SAWT BEIRUT INTERNATIONAL

| 29 March 2024, Friday |

On the run, Lebanese woman who stole own savings says she’s not the criminal

Sali Hafiz, a 28-year-old Lebanese interior designer on the run from authorities after forcing a bank to release her family funds at gunpoint to cure her cancer-stricken sister, says she is not the culprit.

“We live in a mafia nation.

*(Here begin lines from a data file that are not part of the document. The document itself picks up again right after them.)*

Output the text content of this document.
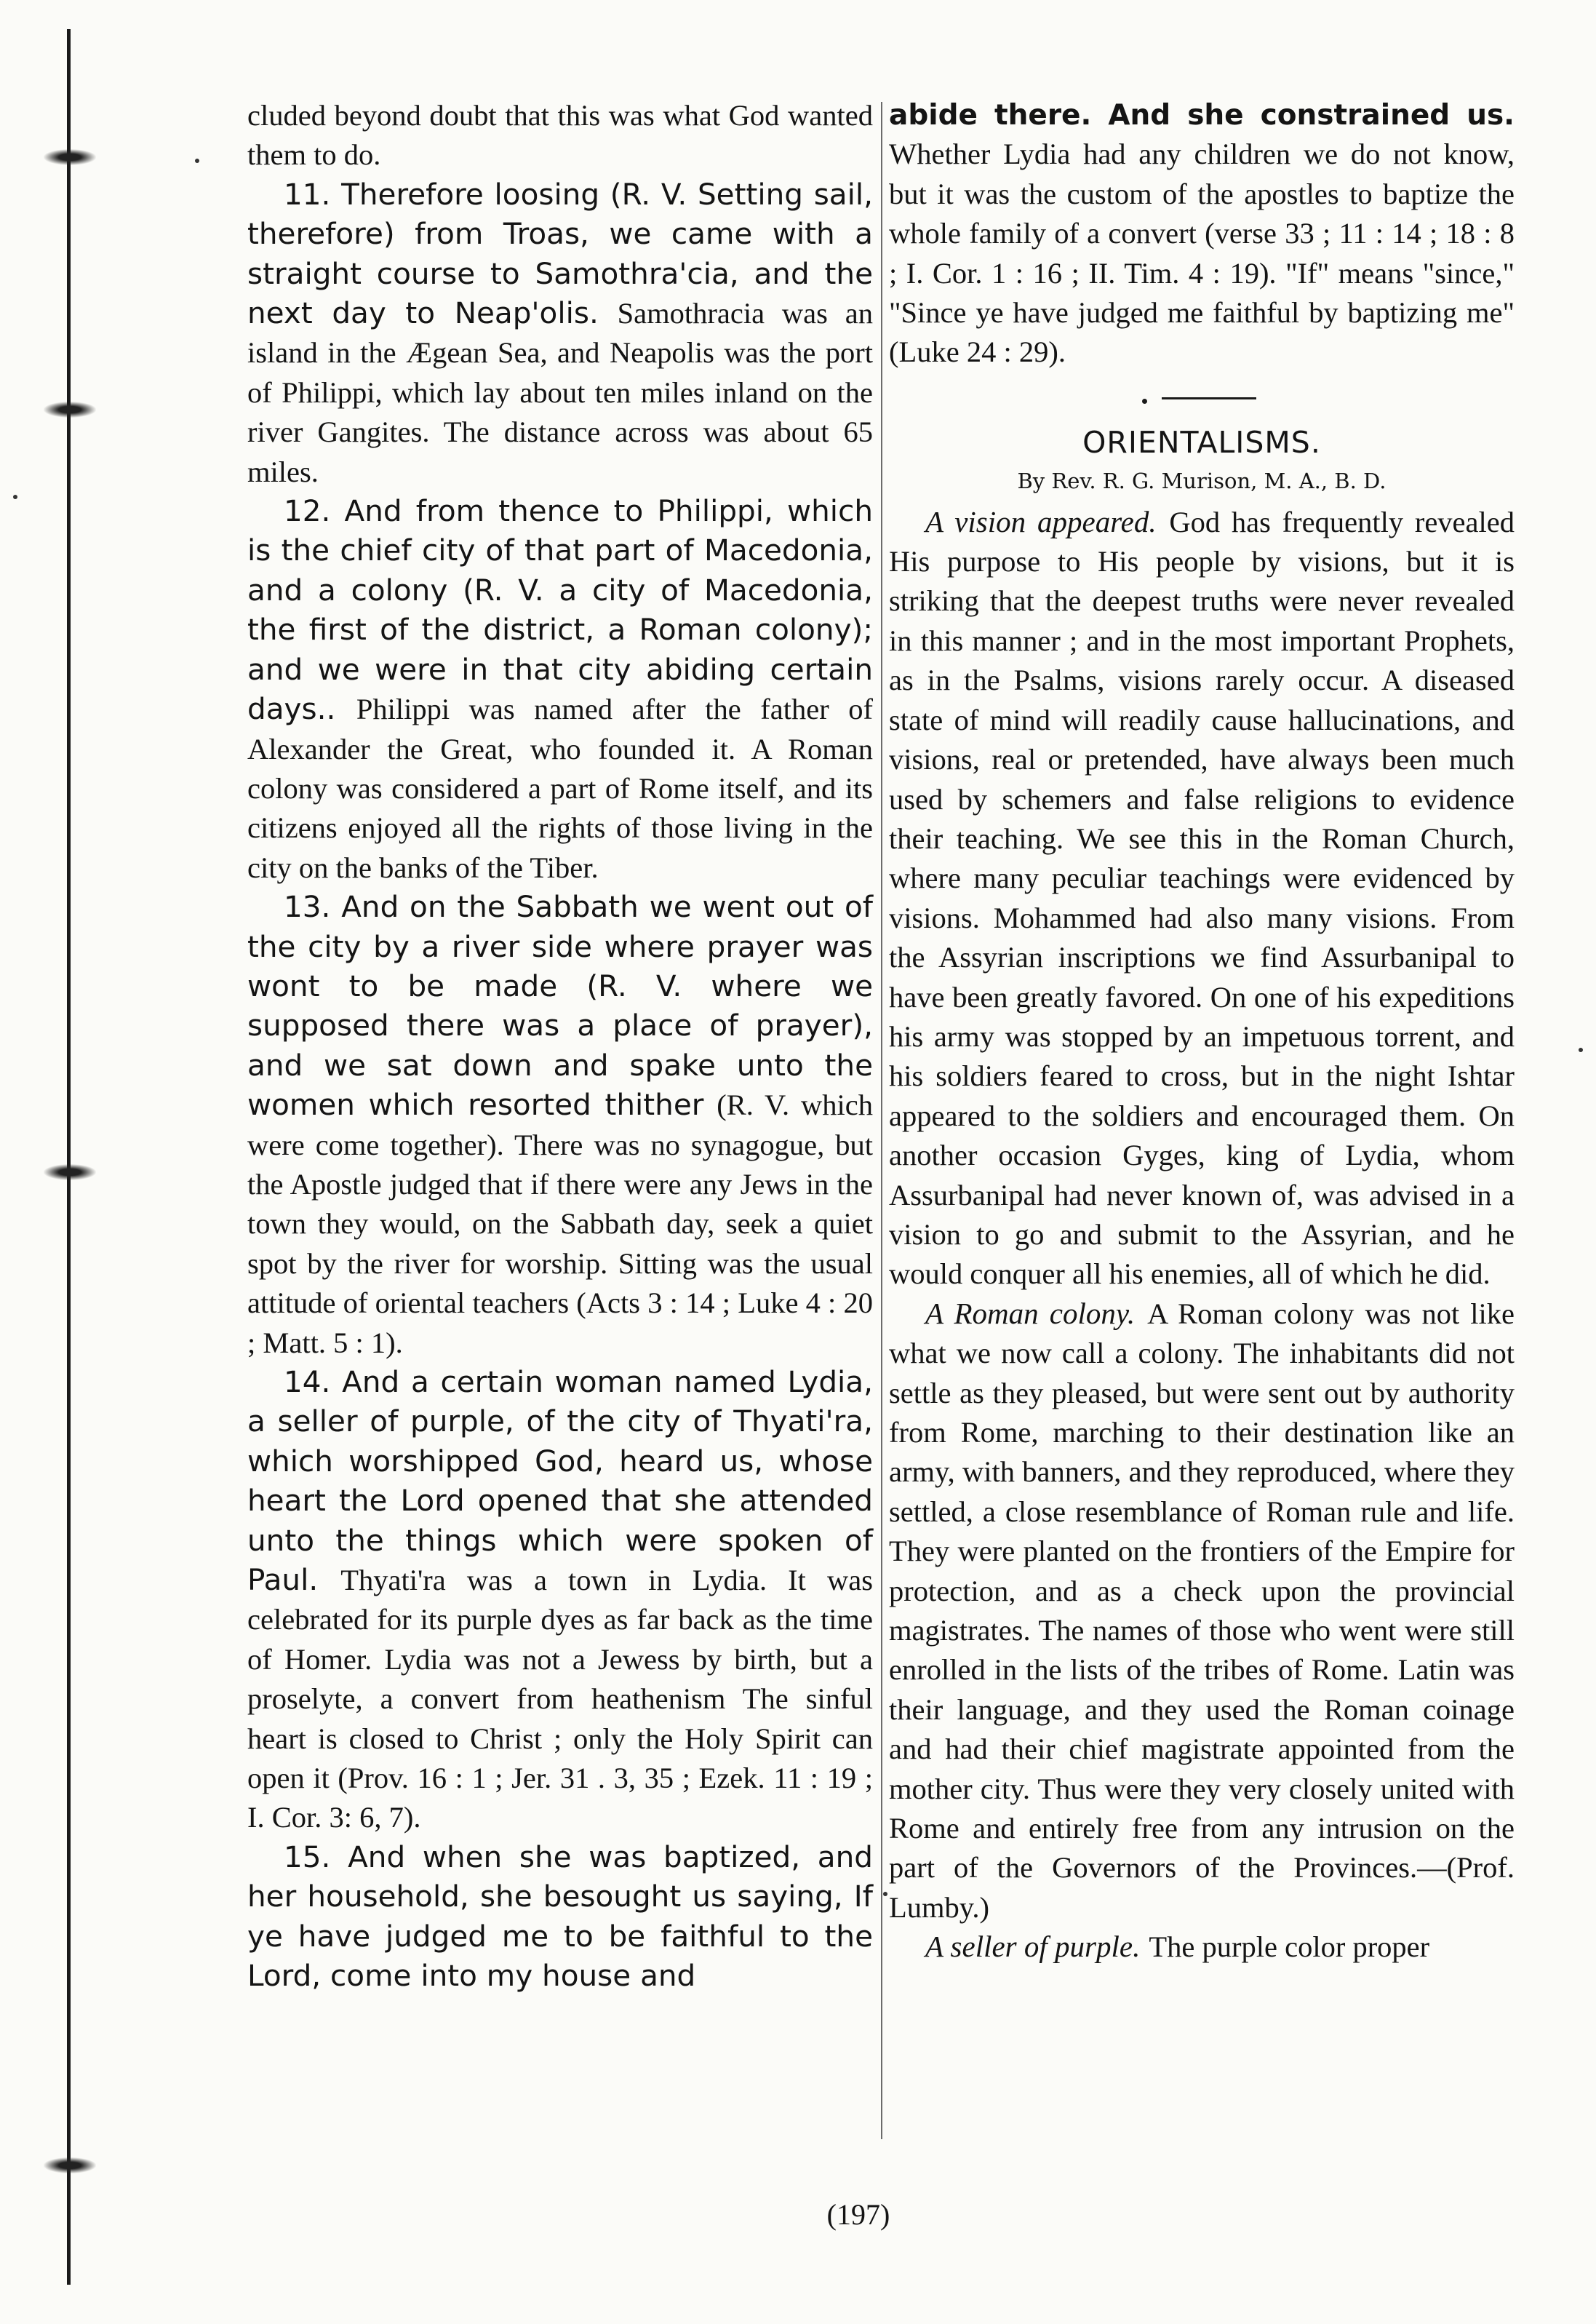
cluded beyond doubt that this was what God wanted them to do.

11. Therefore loosing (R. V. Setting sail, therefore) from Troas, we came with a straight course to Samothra'cia, and the next day to Neap'olis. Samothracia was an island in the Ægean Sea, and Neapolis was the port of Philippi, which lay about ten miles inland on the river Gangites. The distance across was about 65 miles.

12. And from thence to Philippi, which is the chief city of that part of Macedonia, and a colony (R. V. a city of Macedonia, the first of the district, a Roman colony); and we were in that city abiding certain days.. Philippi was named after the father of Alexander the Great, who founded it. A Roman colony was considered a part of Rome itself, and its citizens enjoyed all the rights of those living in the city on the banks of the Tiber.

13. And on the Sabbath we went out of the city by a river side where prayer was wont to be made (R. V. where we supposed there was a place of prayer), and we sat down and spake unto the women which resorted thither (R. V. which were come together). There was no synagogue, but the Apostle judged that if there were any Jews in the town they would, on the Sabbath day, seek a quiet spot by the river for worship. Sitting was the usual attitude of oriental teachers (Acts 3 : 14 ; Luke 4 : 20 ; Matt. 5 : 1).

14. And a certain woman named Lydia, a seller of purple, of the city of Thyati'ra, which worshipped God, heard us, whose heart the Lord opened that she attended unto the things which were spoken of Paul. Thyati'ra was a town in Lydia. It was celebrated for its purple dyes as far back as the time of Homer. Lydia was not a Jewess by birth, but a proselyte, a convert from heathenism The sinful heart is closed to Christ ; only the Holy Spirit can open it (Prov. 16 : 1 ; Jer. 31 . 3, 35 ; Ezek. 11 : 19 ; I. Cor. 3: 6, 7).

15. And when she was baptized, and her household, she besought us saying, If ye have judged me to be faithful to the Lord, come into my house and

abide there. And she constrained us. Whether Lydia had any children we do not know, but it was the custom of the apostles to baptize the whole family of a convert (verse 33 ; 11 : 14 ; 18 : 8 ; I. Cor. 1 : 16 ; II. Tim. 4 : 19). "If" means "since," "Since ye have judged me faithful by baptizing me" (Luke 24 : 29).

ORIENTALISMS.

By Rev. R. G. Murison, M. A., B. D.

A vision appeared. God has frequently revealed His purpose to His people by visions, but it is striking that the deepest truths were never revealed in this manner ; and in the most important Prophets, as in the Psalms, visions rarely occur. A diseased state of mind will readily cause hallucinations, and visions, real or pretended, have always been much used by schemers and false religions to evidence their teaching. We see this in the Roman Church, where many peculiar teachings were evidenced by visions. Mohammed had also many visions. From the Assyrian inscriptions we find Assurbanipal to have been greatly favored. On one of his expeditions his army was stopped by an impetuous torrent, and his soldiers feared to cross, but in the night Ishtar appeared to the soldiers and encouraged them. On another occasion Gyges, king of Lydia, whom Assurbanipal had never known of, was advised in a vision to go and submit to the Assyrian, and he would conquer all his enemies, all of which he did.

A Roman colony. A Roman colony was not like what we now call a colony. The inhabitants did not settle as they pleased, but were sent out by authority from Rome, marching to their destination like an army, with banners, and they reproduced, where they settled, a close resemblance of Roman rule and life. They were planted on the frontiers of the Empire for protection, and as a check upon the provincial magistrates. The names of those who went were still enrolled in the lists of the tribes of Rome. Latin was their language, and they used the Roman coinage and had their chief magistrate appointed from the mother city. Thus were they very closely united with Rome and entirely free from any intrusion on the part of the Governors of the Provinces.—(Prof. Lumby.)

A seller of purple. The purple color proper

(197)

The wolves will devour you if you are not a wolf “She spoke to Reuters while standing on a gravel trail somewhere in Lebanon’s rocky eastern Bekaa valley, where she has been hiding since.

Hafiz held up a Beirut branch of BLOM Bank last week, taking by force some $13,000 in savings in her sister’s account frozen by capital controls that were imposed overnight by commercial banks in 2019 but never made legal via legislation.

Dramatic footage of the incident, in which she cocks what later turned out to be a toy gun and stands atop a desk bossing around employees who hand her wads of cash, turned her into an instant folk hero in a country where hundreds of thousands of people are locked out of their savings.

A growing number are taking matters into their own hands, exasperated by a three-year financial implosion that authorities have left to fester – leading the World Bank to describe it as “orchestrated by the country’s elite”.

Hafiz was the first of at least seven savers who held up banks last week, prompting banks to shut their doors citing security concerns, and call for security support from the government.

The bank employees syndicate’s George Haj claimed the holdups were misdirecting anger that should be addressed at the Lebanese state, which was mostly to responsible for the crisis, and that 6,000 bank employees had lost their jobs since it began.

Authorities have decried the holdups and claim they are working on a bank security strategy.

Depositors, on the other hand, say that bank owners and stockholders have benefited themselves by receiving large interest payments for lending government depositors’ money, and that they are prioritizing banks over people rather than implementing an IMF bailout plan.

According to the administration, it is working hard to execute IMF reforms and hopes to win a $3 billion bailout this year.